In Sweden two events are in focus: the updated net borrowing forecast from the Swedish National Debt Office (SNDO) on 26 October and the outcome of the Riksbank meeting on 27 October.
We expect the SNDO to reduce its financial plans for government bond borrowing by SEK17bn to SEK60bn.A borrowing adjustment of that magnitude could have a major impact on a bond market that has already begun to show signs of supply shortages.
Our main scenario is that the Riksbank extends its QE programme by SEK30bn (20 in nominal bonds and 10 in linkers) for half a year, i.e. for the first half of 2017. However, it cannot be excluded entirely that the Riksbank will choose to wait until December, as there is a bit of free space given the weaker SEK.

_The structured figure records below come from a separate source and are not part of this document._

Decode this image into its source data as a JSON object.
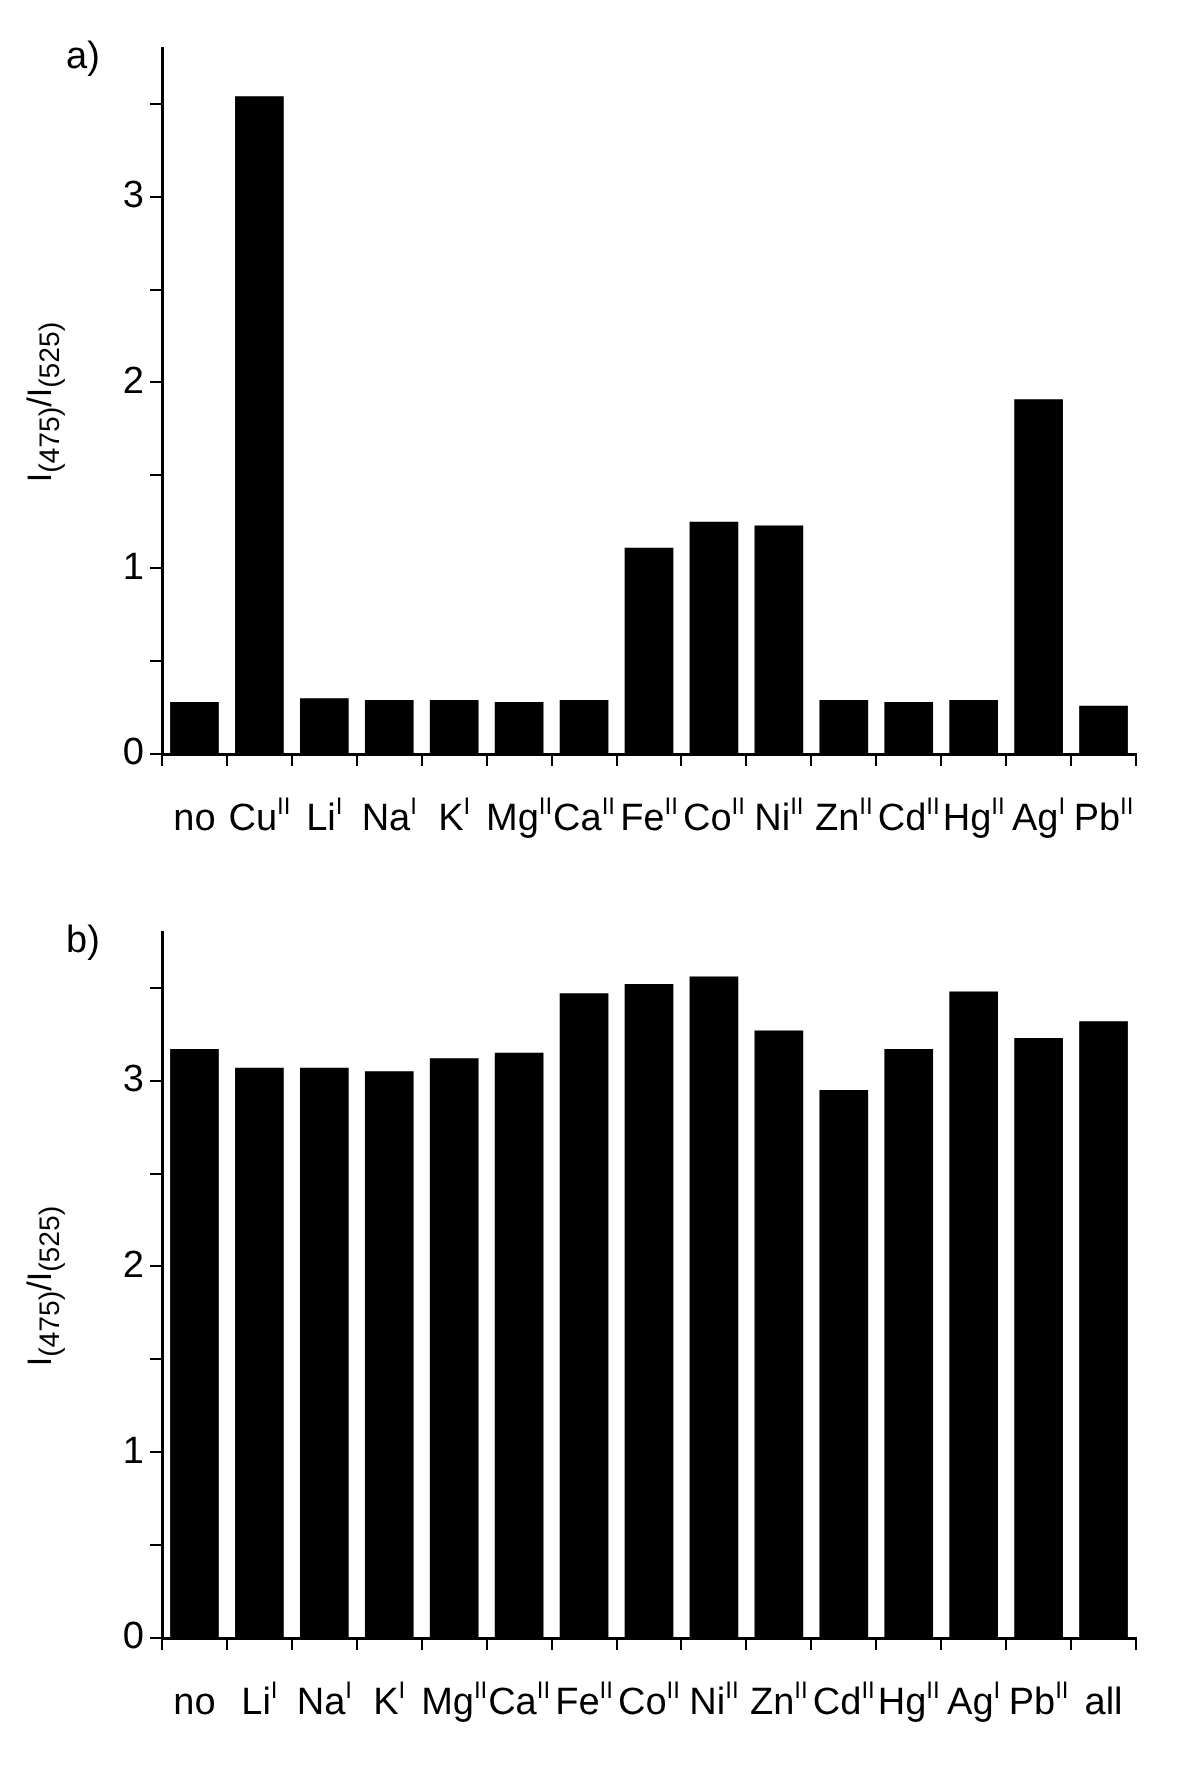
{
  "chart_data": [
    {
      "type": "bar",
      "title": "a)",
      "ylabel": "I$_{(475)}$/I$_{(525)}$",
      "categories": [
        "no",
        "Cu$^{II}$",
        "Li$^{I}$",
        "Na$^{I}$",
        "K$^{I}$",
        "Mg$^{II}$",
        "Ca$^{II}$",
        "Fe$^{II}$",
        "Co$^{II}$",
        "Ni$^{II}$",
        "Zn$^{II}$",
        "Cd$^{II}$",
        "Hg$^{II}$",
        "Ag$^{I}$",
        "Pb$^{II}$"
      ],
      "values": [
        0.28,
        3.54,
        0.3,
        0.29,
        0.29,
        0.28,
        0.29,
        1.11,
        1.25,
        1.23,
        0.29,
        0.28,
        0.29,
        1.91,
        0.26
      ],
      "color": "#000000",
      "ylim": [
        0,
        3.8
      ],
      "yticks": [
        0,
        {
          "value": 0.5,
          "label": null
        },
        1,
        {
          "value": 1.5,
          "label": null
        },
        2,
        {
          "value": 2.5,
          "label": null
        },
        3,
        {
          "value": 3.5,
          "label": null
        }
      ],
      "grid": false,
      "legend": false
    },
    {
      "type": "bar",
      "title": "b)",
      "ylabel": "I$_{(475)}$/I$_{(525)}$",
      "categories": [
        "no",
        "Li$^{I}$",
        "Na$^{I}$",
        "K$^{I}$",
        "Mg$^{II}$",
        "Ca$^{II}$",
        "Fe$^{II}$",
        "Co$^{II}$",
        "Ni$^{II}$",
        "Zn$^{II}$",
        "Cd$^{II}$",
        "Hg$^{II}$",
        "Ag$^{I}$",
        "Pb$^{II}$",
        "all"
      ],
      "values": [
        3.17,
        3.07,
        3.07,
        3.05,
        3.12,
        3.15,
        3.47,
        3.52,
        3.56,
        3.27,
        2.95,
        3.17,
        3.48,
        3.23,
        3.32
      ],
      "color": "#000000",
      "ylim": [
        0,
        3.8
      ],
      "yticks": [
        0,
        {
          "value": 0.5,
          "label": null
        },
        1,
        {
          "value": 1.5,
          "label": null
        },
        2,
        {
          "value": 2.5,
          "label": null
        },
        3,
        {
          "value": 3.5,
          "label": null
        }
      ],
      "grid": false,
      "legend": false
    }
  ]
}
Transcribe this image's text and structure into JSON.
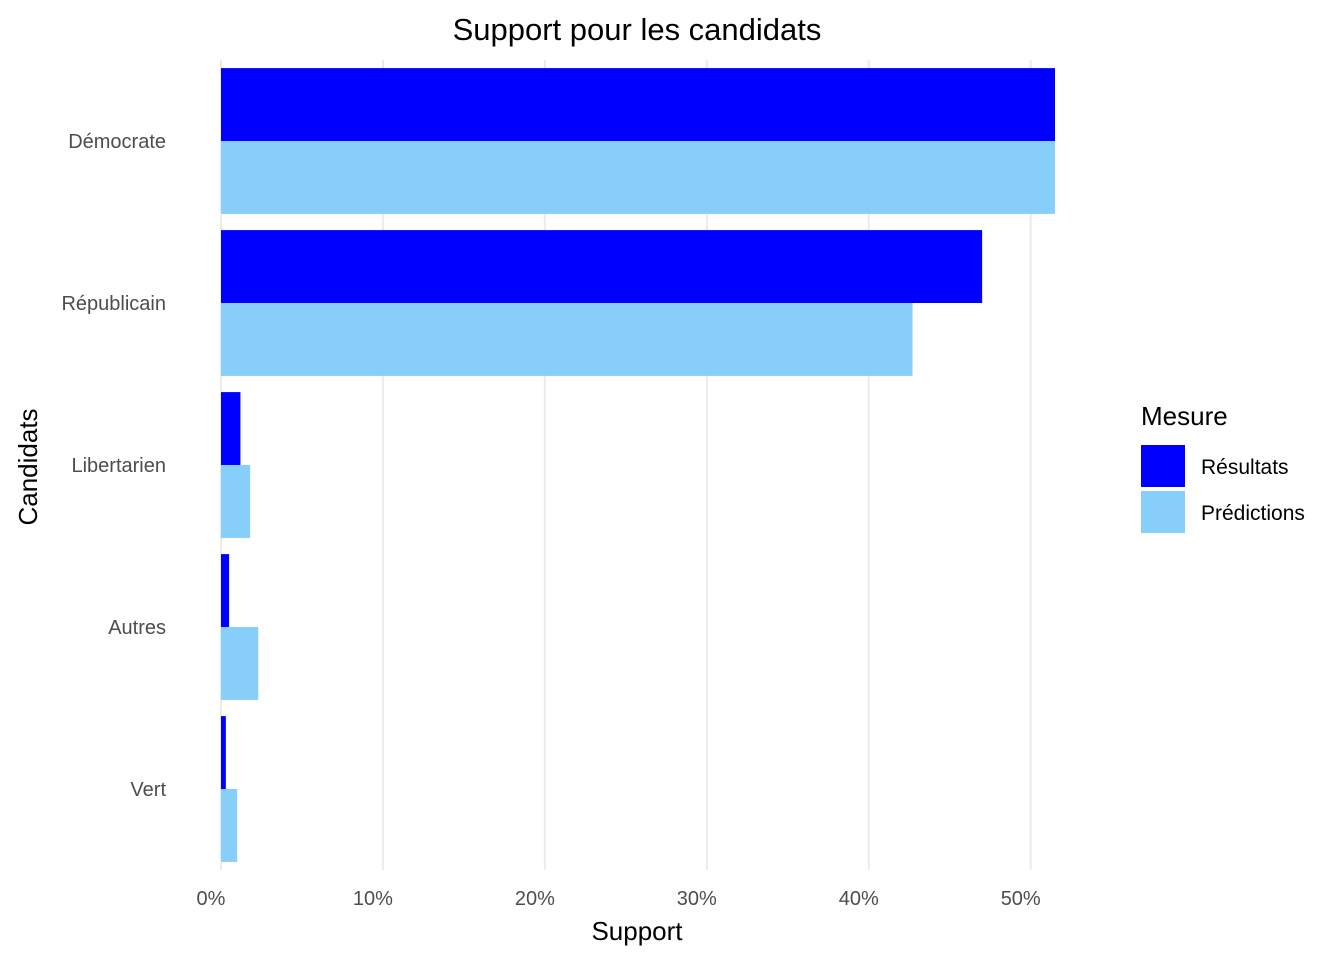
{
  "chart_data": {
    "type": "bar",
    "orientation": "horizontal",
    "title": "Support pour les candidats",
    "xlabel": "Support",
    "ylabel": "Candidats",
    "categories": [
      "Démocrate",
      "Républicain",
      "Libertarien",
      "Autres",
      "Vert"
    ],
    "series": [
      {
        "name": "Résultats",
        "color": "#0000ff",
        "values": [
          51.5,
          47.0,
          1.2,
          0.5,
          0.3
        ]
      },
      {
        "name": "Prédictions",
        "color": "#87cefa",
        "values": [
          51.5,
          42.7,
          1.8,
          2.3,
          1.0
        ]
      }
    ],
    "xlim": [
      0,
      51.5
    ],
    "xticks": [
      0,
      10,
      20,
      30,
      40,
      50
    ],
    "xtick_labels": [
      "0%",
      "10%",
      "20%",
      "30%",
      "40%",
      "50%"
    ],
    "legend": {
      "title": "Mesure",
      "position": "right"
    },
    "grid": true
  }
}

We see value in the Swedish fixed income market ahead of the two releases and see upside risks to EUR/SEK.
In Norway , we do not expect Norges Bank to touch interest rates at its rate-setting meeting on Thursday, nor will there be a new monetary policy report, so we do not expect any fresh signals after the bank indicated unchanged rates at its September meeting. So little market impact expected but risk is skewed towards lower market rates in Norway.
In Denmark , a quiet week is in store, with the only significant release the business tendency surveys for October, due on Friday.